The Patient was justifiably outraged. Whereas the cause of the trauma had been real and inescapable, every measure adopted by the Head Surgeon and his team had been motivated by twisted logic and unachievable goals that converted a tragedy into a travesty, and one into which the Patient, and millions of other fellow sufferers, had been cynically manipulated. The Patient began to experience a bitter loathing towards his own gullibility at having been "used" but realized that, as irrational aggression had caused the first crisis, so an equally aggressive response would only make things worse. But it was hard to forgive those who, out of timorousness or complicity, had uncritically lauded the healers' false prognoses to all and sundry without questioning either their validity or probity.

At this writing, the Patient, although still in denial, is coming to terms with a series of painful realities, which, as we all know, is the first step towards true rehabilitation. Whether the Patient ever recovers the aplomb which has been lost must remain speculative. Clearly, the forces working against the restoration of health are stronger now than they were at the outset and, although there is a greater awareness of their wrongheadedness, there are still those that cling to the illusion there is some justification for their wayward policies. So long as that belief is maintained, the Patient stands in serious danger of relapse.
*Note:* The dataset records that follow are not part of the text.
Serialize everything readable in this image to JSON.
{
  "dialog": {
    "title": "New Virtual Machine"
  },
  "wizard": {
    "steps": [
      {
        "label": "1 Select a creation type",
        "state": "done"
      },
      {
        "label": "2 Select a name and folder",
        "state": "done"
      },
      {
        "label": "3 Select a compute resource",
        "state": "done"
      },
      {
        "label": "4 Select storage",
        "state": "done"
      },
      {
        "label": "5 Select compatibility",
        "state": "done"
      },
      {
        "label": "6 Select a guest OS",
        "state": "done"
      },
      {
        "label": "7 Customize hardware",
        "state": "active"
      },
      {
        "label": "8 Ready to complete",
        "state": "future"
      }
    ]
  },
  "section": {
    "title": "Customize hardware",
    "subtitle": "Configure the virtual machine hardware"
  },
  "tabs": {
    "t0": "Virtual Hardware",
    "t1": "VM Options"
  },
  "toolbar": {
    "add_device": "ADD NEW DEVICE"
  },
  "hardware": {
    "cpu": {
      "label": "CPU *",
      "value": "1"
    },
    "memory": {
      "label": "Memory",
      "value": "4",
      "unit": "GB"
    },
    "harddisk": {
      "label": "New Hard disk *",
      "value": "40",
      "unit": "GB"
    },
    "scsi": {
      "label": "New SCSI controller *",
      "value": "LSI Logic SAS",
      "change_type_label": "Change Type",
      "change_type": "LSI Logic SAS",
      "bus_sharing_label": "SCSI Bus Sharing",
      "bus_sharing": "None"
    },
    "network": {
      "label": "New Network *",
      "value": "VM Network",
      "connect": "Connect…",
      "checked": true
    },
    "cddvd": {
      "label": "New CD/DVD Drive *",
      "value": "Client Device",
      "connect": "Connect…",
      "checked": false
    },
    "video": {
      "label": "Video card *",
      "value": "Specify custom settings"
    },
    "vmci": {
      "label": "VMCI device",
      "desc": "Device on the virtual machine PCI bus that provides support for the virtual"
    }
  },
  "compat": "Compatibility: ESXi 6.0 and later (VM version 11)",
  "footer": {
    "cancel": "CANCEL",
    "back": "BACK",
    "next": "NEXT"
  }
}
However, there have been some faint signs of improvement. As a result of rejecting the lethal treatment founded on heresy and equivocation, deception and quackery, the Patient may now be able to abreact, and deal more directly with the true nature of the shocking events. A new course of behavior will not entirely eradicate the effects of the trauma, but it may strengthen the subject's ability to determine right from wrong and that could conceivably lead to partial improvements. In my opinion, the central problem is that the Patient finds it virtually impossible to directly confront the forces responsible for inflicting the initial pathology and, without mustering the requisite courage to actively engage and oppose them, full recovery remains problematic.